O negócio ganhou forma profissional em um hub de empreendedorismo da Faculdade Armando Alvares Penteado (FAAP) que funciona nos moldes de uma encubadora para empreitadas tocadas pelos estudantes da instituição. “Transformamos ideias em projetos prontos para ir ao mercado.

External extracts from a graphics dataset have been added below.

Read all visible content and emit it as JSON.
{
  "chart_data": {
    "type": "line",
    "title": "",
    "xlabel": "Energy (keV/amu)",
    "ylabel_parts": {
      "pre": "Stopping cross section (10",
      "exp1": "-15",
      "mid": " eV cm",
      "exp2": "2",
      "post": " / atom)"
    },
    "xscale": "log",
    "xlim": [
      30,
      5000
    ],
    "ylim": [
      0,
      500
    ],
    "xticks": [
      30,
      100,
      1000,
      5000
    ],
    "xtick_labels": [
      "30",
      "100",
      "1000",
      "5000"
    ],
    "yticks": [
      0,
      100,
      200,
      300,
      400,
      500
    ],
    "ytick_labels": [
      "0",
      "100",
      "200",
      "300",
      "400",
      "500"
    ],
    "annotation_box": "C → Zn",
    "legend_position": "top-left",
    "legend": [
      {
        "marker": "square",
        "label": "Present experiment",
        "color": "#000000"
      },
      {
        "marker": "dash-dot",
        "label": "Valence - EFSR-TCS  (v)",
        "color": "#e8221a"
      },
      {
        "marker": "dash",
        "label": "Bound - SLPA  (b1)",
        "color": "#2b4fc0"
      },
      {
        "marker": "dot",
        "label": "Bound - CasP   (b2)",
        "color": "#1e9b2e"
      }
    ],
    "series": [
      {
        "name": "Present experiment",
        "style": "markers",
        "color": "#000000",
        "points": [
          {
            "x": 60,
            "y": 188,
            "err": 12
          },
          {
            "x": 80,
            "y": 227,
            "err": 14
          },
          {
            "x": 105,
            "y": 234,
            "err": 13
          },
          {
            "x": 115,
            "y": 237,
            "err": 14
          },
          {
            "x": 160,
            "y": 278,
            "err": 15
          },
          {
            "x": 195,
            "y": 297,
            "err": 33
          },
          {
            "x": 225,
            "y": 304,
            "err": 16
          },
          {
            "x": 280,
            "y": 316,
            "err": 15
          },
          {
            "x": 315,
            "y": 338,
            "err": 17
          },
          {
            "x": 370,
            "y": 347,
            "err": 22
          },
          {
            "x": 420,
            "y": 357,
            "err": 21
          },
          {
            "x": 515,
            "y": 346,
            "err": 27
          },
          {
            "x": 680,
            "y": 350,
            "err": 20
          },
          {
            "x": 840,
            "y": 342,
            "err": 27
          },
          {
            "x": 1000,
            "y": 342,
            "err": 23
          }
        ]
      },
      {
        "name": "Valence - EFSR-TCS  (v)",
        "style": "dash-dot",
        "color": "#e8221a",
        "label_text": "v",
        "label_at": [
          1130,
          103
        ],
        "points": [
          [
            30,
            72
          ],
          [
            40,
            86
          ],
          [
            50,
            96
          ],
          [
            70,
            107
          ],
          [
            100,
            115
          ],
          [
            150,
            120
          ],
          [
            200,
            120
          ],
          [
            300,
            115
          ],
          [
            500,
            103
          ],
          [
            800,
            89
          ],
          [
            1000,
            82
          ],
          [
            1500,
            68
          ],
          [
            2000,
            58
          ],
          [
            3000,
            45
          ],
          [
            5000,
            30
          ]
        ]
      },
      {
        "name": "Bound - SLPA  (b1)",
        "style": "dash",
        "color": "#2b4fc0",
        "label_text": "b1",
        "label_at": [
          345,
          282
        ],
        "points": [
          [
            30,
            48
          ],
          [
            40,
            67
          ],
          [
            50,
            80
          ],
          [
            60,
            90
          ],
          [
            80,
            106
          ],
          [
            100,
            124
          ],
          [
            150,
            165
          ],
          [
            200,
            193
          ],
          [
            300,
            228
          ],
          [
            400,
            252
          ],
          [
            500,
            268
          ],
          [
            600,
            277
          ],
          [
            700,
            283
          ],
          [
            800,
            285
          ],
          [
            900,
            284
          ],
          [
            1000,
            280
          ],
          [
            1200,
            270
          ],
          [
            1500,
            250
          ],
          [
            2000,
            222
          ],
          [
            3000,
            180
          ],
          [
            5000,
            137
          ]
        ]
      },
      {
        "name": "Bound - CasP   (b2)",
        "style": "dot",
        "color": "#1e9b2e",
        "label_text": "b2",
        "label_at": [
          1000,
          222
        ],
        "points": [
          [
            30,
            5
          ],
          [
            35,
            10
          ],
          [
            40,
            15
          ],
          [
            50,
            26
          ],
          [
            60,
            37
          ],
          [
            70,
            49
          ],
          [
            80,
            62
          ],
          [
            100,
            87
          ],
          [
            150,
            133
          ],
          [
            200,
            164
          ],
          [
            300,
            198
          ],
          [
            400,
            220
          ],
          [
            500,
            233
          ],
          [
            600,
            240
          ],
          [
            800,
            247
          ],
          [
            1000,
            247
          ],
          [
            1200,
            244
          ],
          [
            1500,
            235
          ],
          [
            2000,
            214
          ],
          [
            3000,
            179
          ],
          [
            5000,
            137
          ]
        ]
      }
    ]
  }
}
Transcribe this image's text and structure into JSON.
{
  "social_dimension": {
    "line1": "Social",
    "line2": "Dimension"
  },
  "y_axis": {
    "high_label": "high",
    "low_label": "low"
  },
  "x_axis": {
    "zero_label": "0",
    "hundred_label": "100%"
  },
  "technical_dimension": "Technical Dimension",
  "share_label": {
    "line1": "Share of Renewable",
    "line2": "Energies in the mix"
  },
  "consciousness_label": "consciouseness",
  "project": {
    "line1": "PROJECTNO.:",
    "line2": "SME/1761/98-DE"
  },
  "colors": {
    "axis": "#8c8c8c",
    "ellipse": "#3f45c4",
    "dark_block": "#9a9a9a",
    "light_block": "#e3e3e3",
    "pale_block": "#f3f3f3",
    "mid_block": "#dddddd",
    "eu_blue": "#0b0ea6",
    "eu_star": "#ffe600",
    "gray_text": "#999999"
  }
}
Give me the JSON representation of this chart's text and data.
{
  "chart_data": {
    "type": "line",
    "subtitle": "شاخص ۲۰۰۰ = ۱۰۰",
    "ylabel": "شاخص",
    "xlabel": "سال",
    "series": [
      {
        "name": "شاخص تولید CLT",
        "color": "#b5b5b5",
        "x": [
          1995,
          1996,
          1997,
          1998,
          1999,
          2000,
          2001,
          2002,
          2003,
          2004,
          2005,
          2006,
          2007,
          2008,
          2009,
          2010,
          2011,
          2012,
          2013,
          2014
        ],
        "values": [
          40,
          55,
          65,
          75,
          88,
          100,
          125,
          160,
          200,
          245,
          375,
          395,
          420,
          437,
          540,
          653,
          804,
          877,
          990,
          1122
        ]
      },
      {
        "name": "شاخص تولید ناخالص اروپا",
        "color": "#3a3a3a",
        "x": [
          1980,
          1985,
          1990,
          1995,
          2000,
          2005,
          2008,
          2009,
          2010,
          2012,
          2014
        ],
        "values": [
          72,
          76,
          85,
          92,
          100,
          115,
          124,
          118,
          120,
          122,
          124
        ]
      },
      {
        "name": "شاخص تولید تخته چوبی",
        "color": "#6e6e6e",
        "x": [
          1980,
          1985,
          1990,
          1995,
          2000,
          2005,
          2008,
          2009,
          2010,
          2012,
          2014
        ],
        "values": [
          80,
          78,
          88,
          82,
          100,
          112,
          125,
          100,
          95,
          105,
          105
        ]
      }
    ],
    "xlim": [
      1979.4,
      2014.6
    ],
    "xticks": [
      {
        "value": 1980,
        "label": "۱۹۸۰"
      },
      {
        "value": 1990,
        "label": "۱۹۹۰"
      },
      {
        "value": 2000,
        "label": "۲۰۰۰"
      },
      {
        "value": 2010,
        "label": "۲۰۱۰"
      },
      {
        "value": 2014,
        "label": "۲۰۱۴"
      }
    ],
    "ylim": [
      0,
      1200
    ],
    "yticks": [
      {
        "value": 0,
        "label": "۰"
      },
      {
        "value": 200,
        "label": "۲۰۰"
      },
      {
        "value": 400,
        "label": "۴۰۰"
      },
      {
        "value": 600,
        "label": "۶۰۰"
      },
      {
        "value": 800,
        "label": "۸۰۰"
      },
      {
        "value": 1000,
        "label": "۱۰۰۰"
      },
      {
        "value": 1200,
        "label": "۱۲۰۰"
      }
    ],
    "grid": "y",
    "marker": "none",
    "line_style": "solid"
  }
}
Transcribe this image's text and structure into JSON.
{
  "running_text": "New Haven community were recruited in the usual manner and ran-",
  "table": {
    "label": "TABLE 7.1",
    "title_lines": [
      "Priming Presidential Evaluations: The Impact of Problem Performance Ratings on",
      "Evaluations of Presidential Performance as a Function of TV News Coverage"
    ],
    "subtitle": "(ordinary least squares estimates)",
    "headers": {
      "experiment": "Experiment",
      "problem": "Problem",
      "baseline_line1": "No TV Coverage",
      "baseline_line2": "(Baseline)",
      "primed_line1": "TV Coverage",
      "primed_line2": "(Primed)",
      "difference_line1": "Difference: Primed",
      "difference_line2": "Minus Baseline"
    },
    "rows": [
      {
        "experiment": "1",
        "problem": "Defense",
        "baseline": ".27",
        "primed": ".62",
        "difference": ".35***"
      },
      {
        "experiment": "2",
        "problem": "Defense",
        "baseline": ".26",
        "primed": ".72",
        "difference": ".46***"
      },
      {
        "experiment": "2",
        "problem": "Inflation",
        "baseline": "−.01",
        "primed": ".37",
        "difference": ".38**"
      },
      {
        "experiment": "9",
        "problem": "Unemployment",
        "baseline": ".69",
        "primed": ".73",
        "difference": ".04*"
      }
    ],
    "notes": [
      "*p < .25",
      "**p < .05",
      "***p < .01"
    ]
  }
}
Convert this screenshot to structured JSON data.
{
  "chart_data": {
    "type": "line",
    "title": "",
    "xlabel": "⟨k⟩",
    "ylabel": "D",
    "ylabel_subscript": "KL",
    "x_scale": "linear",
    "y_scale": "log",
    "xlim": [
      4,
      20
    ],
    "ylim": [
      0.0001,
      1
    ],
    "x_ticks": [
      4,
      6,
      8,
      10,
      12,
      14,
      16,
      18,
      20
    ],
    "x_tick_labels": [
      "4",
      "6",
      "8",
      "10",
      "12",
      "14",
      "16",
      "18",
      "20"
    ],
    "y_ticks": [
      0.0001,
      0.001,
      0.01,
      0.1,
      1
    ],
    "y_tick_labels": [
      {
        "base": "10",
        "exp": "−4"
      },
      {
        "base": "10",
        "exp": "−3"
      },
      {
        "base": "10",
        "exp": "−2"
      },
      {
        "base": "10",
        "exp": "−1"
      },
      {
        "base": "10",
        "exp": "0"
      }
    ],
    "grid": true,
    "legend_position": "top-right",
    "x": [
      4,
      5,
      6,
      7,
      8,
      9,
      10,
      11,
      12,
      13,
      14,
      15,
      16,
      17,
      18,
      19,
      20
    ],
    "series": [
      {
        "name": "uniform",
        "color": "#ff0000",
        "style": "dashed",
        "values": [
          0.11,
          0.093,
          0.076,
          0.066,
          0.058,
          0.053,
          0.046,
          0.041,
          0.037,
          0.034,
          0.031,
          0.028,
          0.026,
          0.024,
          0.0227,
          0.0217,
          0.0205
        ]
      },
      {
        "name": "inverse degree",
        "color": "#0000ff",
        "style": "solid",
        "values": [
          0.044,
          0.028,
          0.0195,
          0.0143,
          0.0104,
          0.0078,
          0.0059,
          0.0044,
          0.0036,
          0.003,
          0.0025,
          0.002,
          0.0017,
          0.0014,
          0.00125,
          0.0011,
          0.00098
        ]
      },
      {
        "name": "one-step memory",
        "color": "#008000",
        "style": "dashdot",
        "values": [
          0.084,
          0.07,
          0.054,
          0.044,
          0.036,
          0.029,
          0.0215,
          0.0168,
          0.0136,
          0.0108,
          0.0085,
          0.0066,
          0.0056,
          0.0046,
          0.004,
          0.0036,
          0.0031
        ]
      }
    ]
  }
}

Depois, criamos um concurso com os dez mais desenvolvidos no final”, explica Alessandra Andrade, coordenadora da iniciativa. 

Entre outros participantes que já passaram pelo plano de incentivo há uma startup que lembra o aplicativo Gympass, mas dedicada aos bares. De nome Barpass, a aplicação promete no mínimo 10% desconto e vantagens em estabelecimentos da cidade, mediante pagamento da mensalidade de 14,90 reais. Atualmente, cerca de 100 endereços (entre eles o pub O’Malleys e o bar Aurora) fazem parte da plataforma e servem os cerca de 400 usuários cadastrados. A ideia do grupo, que tem como idealizador Felipe Ribeiro de 24 anos, é desenvolver pesquisas sobre os clientes para os donos de bares e restaurantes cadastrados. Para colocar o plano em pé, o grupo teve investimento inicial de 200 000 reais. “Queremos viabilizar cada vez mais os momentos de celebração”, afirma Ribeiro.